Tahun 2023 menjadi tahun yang berat karena potensi krisis ekonomi dunia.
Jakarta (ANTARA) - Hasil survei nasional Lembaga Pemilih Indonesia (LPI) menyimpulkan bahwa tahun 2023 merupakan tahun yang berat dan gelap, karena dihantui tekanan dan potensi ancaman multidimensi yang tidak mudah, baik dipengaruhi faktor dari dalam maupun luar negeri.

"Tahun 2023 menjadi tahun yang berat karena potensi krisis ekonomi dunia sebagai efek lanjutan perang Rusia-Ukraina, instabilitas pasar keuangan, dan meroketnya inflasi dunia, hingga risiko stagflasi serta ancaman instabilitas nasional, seperti radikalisme, terorisme, dan separatisme Papua," kata Direktur Eksekutif LPI Boni Hargens saat memaparkan hasil survei bertajuk "Spektrum Potensi Ancaman Nasional Tahun 2023", di Jakarta, Jumat.

Kesimpulan itu berdasarkan pandangan jelas intelektual menengah terhadap empat indikator yang terjadi di tahun 2023.

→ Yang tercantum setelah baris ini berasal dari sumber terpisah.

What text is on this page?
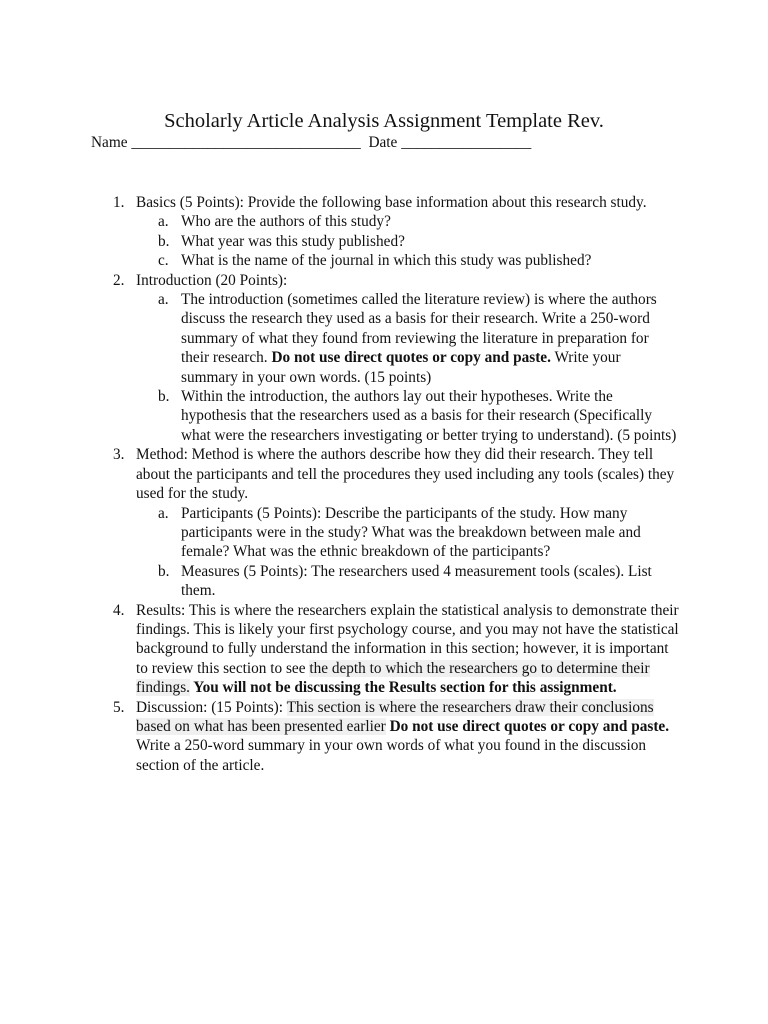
Scholarly Article Analysis Assignment Template Rev.
Name ______________________________ Date _________________
1. Basics (5 Points): Provide the following base information about this research study.
a. Who are the authors of this study?
b. What year was this study published?
c. What is the name of the journal in which this study was published?
2. Introduction (20 Points):
a. The introduction (sometimes called the literature review) is where the authors discuss the research they used as a basis for their research. Write a 250-word summary of what they found from reviewing the literature in preparation for their research. Do not use direct quotes or copy and paste. Write your summary in your own words. (15 points)
b. Within the introduction, the authors lay out their hypotheses. Write the hypothesis that the researchers used as a basis for their research (Specifically what were the researchers investigating or better trying to understand). (5 points)
3. Method: Method is where the authors describe how they did their research. They tell about the participants and tell the procedures they used including any tools (scales) they used for the study.
a. Participants (5 Points): Describe the participants of the study. How many participants were in the study? What was the breakdown between male and female? What was the ethnic breakdown of the participants?
b. Measures (5 Points): The researchers used 4 measurement tools (scales). List them.
4. Results: This is where the researchers explain the statistical analysis to demonstrate their findings. This is likely your first psychology course, and you may not have the statistical background to fully understand the information in this section; however, it is important to review this section to see the depth to which the researchers go to determine their findings. You will not be discussing the Results section for this assignment.
5. Discussion: (15 Points): This section is where the researchers draw their conclusions based on what has been presented earlier Do not use direct quotes or copy and paste. Write a 250-word summary in your own words of what you found in the discussion section of the article.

Pertama, indikator stabilitas dan ancaman resesi ekonomi. Mayoritas responden meyakini pada 2023 gelombang resesi ekonomi berpotensi berdampak pada ketahanan ekonomi nasional.

"Dari survei tersebut, sebesar 27,83 persen yakin dan 29,17 persen sangat yakin adanya ancaman resesi ekonomi. Sementara 37,52 persen yakin dan 15,59 persen sangat yakin situasi nasional memburuk pada tahun 2023," kata Boni.

Indikator kedua, yakni politik identitas yang diyakini oleh responden akan meningkat pada tahun 2023, yakni 67,75 persen (yakin dan sangat yakin).

"Penyebab politisasi agama pada 2023, setidaknya dipicu oleh dua faktor, yaitu ideologi dan politik. Untuk faktor ideologi 31,8 persen dan tertinggi kedua adalah politik dengan 28,33 persen," ujarnya pula.

Ketiga, dimensi ancaman kekerasan horizontal dan separatisme Papua. Penilaian terbesar dari responden yang meyakini akan ada potensi kekerasan antarpendukung partai pada 2023 sebesar 36,75 persen.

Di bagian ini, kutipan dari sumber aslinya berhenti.